Caroline Frances Pugliese (17 February 1865 – 4 May 1940) was an Australian theatre proprietor. She was involved in creating three early Australian films.

==Early life==
Caroline Frances Donaldson was born on 17 February 1865 in the Sydney suburb of Five Dock in 1865. Her parents were both immigrants, her mother Mary (born Vidler) was English and her father James Donaldson was a gardener who was born in Ireland.

==Career==
After her marriage to Antonio Pugliese in 1883, she acquired two step-children from his first marriage. In 1909 the family owned three cinemas in New South Wales.
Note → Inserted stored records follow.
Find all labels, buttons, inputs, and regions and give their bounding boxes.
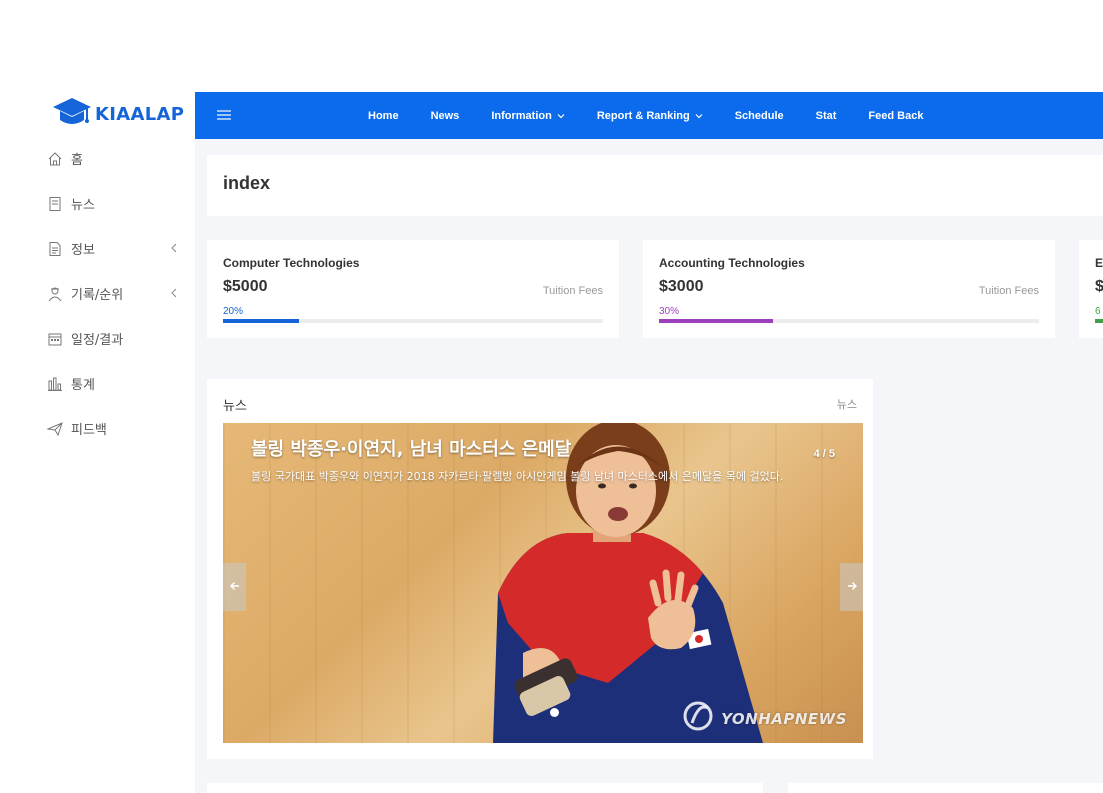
carousel-prev-button[interactable]	[223, 563, 246, 611]
watermark-text: YONHAPNEWS	[721, 709, 847, 728]
yonhap-logo-icon	[679, 701, 717, 736]
chevron-left-icon	[167, 285, 181, 301]
nav-feedback[interactable]: Feed Back	[868, 110, 923, 122]
nav-schedule[interactable]: Schedule	[735, 110, 784, 122]
bottom-card	[207, 783, 763, 793]
nav-report-ranking[interactable]: Report & Ranking	[597, 110, 703, 122]
nav-label: Report & Ranking	[596, 109, 690, 122]
stat-title: Accounting Technologies	[659, 256, 805, 270]
nav-label: Schedule	[734, 109, 784, 122]
slide-title: 볼링 박종우·이연지, 남녀 마스터스 은메달	[251, 439, 572, 460]
document-icon	[47, 241, 63, 257]
hamburger-menu-icon[interactable]	[217, 109, 231, 121]
user-ranking-icon	[47, 286, 63, 302]
top-navbar: Home News Information Report & Ranking S…	[195, 92, 1103, 139]
stat-card: E $ 6	[1079, 240, 1103, 338]
brand-name: KIAALAP	[95, 103, 185, 125]
carousel-next-button[interactable]	[840, 563, 863, 611]
stat-title: Computer Technologies	[223, 256, 360, 270]
progress-fill	[223, 319, 299, 323]
slide-description: 볼링 국가대표 박종우와 이연지가 2018 자카르타·팔렘방 아시안게임 볼링…	[251, 470, 784, 483]
progress-bar	[659, 319, 1039, 323]
sidebar-item-schedule[interactable]: 일정/결과	[0, 316, 195, 361]
nav-label: News	[430, 109, 460, 122]
carousel-indicator-dot[interactable]	[550, 708, 559, 717]
stat-percent: 6	[1095, 306, 1101, 317]
stat-amount: $5000	[223, 278, 268, 295]
stat-card: Accounting Technologies $3000 Tuition Fe…	[643, 240, 1055, 338]
news-card-title: 뉴스	[223, 399, 247, 414]
bottom-card	[788, 783, 1103, 793]
stat-title: E	[1095, 256, 1103, 270]
arrow-left-icon	[229, 578, 240, 596]
progress-bar	[223, 319, 603, 323]
graduation-cap-icon	[52, 96, 92, 133]
main-content: index Computer Technologies $5000 Tuitio…	[195, 139, 1103, 793]
stat-percent: 20%	[223, 306, 244, 317]
calendar-icon	[47, 331, 63, 347]
sidebar-item-label: 피드백	[71, 423, 107, 438]
sidebar-item-ranking[interactable]: 기록/순위	[0, 271, 195, 316]
sidebar: KIAALAP 홈 뉴스 정보 기록/순위 일정/결과 통계 피드백	[0, 92, 195, 793]
sidebar-item-label: 일정/결과	[71, 333, 124, 348]
progress-bar	[1095, 319, 1103, 323]
sidebar-item-news[interactable]: 뉴스	[0, 181, 195, 226]
sidebar-item-label: 통계	[71, 378, 95, 393]
nav-label: Home	[368, 109, 399, 122]
stat-percent: 30%	[659, 306, 680, 317]
stat-amount: $	[1095, 278, 1103, 295]
news-icon	[47, 196, 63, 212]
chevron-down-icon	[557, 112, 565, 120]
sidebar-item-stats[interactable]: 통계	[0, 361, 195, 406]
nav-information[interactable]: Information	[491, 110, 565, 122]
stat-subtitle: Tuition Fees	[978, 285, 1039, 297]
news-carousel[interactable]: 볼링 박종우·이연지, 남녀 마스터스 은메달 볼링 국가대표 박종우와 이연지…	[223, 423, 863, 743]
sidebar-item-label: 정보	[71, 243, 95, 258]
stat-subtitle: Tuition Fees	[542, 285, 603, 297]
top-nav-menu: Home News Information Report & Ranking S…	[368, 92, 955, 139]
send-icon	[47, 421, 63, 437]
slide-counter: 4 / 5	[813, 448, 835, 460]
news-more-link[interactable]: 뉴스	[837, 396, 857, 412]
sidebar-item-label: 홈	[71, 153, 83, 168]
page-header-card: index	[207, 155, 1103, 216]
page-title: index	[223, 173, 271, 193]
nav-home[interactable]: Home	[368, 110, 399, 122]
sidebar-item-info[interactable]: 정보	[0, 226, 195, 271]
nav-stat[interactable]: Stat	[816, 110, 837, 122]
stat-card: Computer Technologies $5000 Tuition Fees…	[207, 240, 619, 338]
news-card: 뉴스 뉴스 볼링 박종우·이연지, 남녀 마스터스 은메달 볼링 국가대표 박종…	[207, 379, 873, 759]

These were the Alhambra in the Haymarket (formerly Sydney's first music hall), (Note: After being built as a bazaar or auction room in 1884 it was converted into a concert hall, opening on 28 July. After being expanded to accommodate around 800 people, It became Sydney's first music hall in the 1890s, and variously known as the Academy of Music (1884–1885), Haymarket Academy (1884–1885), and The Melba (1914–1918). After being used as a cinema in the 1920s, it later became a storehouse for Mick Simmons.) the Star Theatre in Bondi, and the Broadway in Leichhardt.

It was Caroline Pugliese who decided what the business should do, and she controlled the money. Other members of the Pugliese made the cinemas projectors work and operated front of house.

Film distribution was a competitive business and the Pugliese experienced problems in accessing the films they wanted, so in 1917 they decided to make their own. Raymond Longford created a script and directed The Church and the Woman, about a marriage between a Catholic and a Protestant. The film faced legal challenges. The first which was suspected to be a publicity stunt was an objection that the title was too similar to another film. The second challenge had more weight. It became apparent that Longford had borrowed the story from Edward Finn's book A Priest's Secret under seal of confession, published in the 1880s. The film had been a major commercial success but this spoilt when the courts ruled in Edward Finn's favour and awarded him a share of the profits and the prints of the film. Longford had infringed the copyright but Caroline's son Herbert was charged with enabling the breach and the Puglieses lost the case.

==Personal life and death==
In 1883 Pugliese married an Italian-born labourer named Antonio Pugliese at St John's, Ashfield in Sydney. She was his second wife and he already had two children.

Antonio died in 1916 and their eldest child Umberto (a.k.a. Herbert) was described as "a charmer". In 1920 Herbert/Umberto went to court to demand that his wife should return to their home. His wife refused, blaming him for being so dependant on his mother.

Pugliese died in the Sydney suburb of Coogee on 4 May 1940.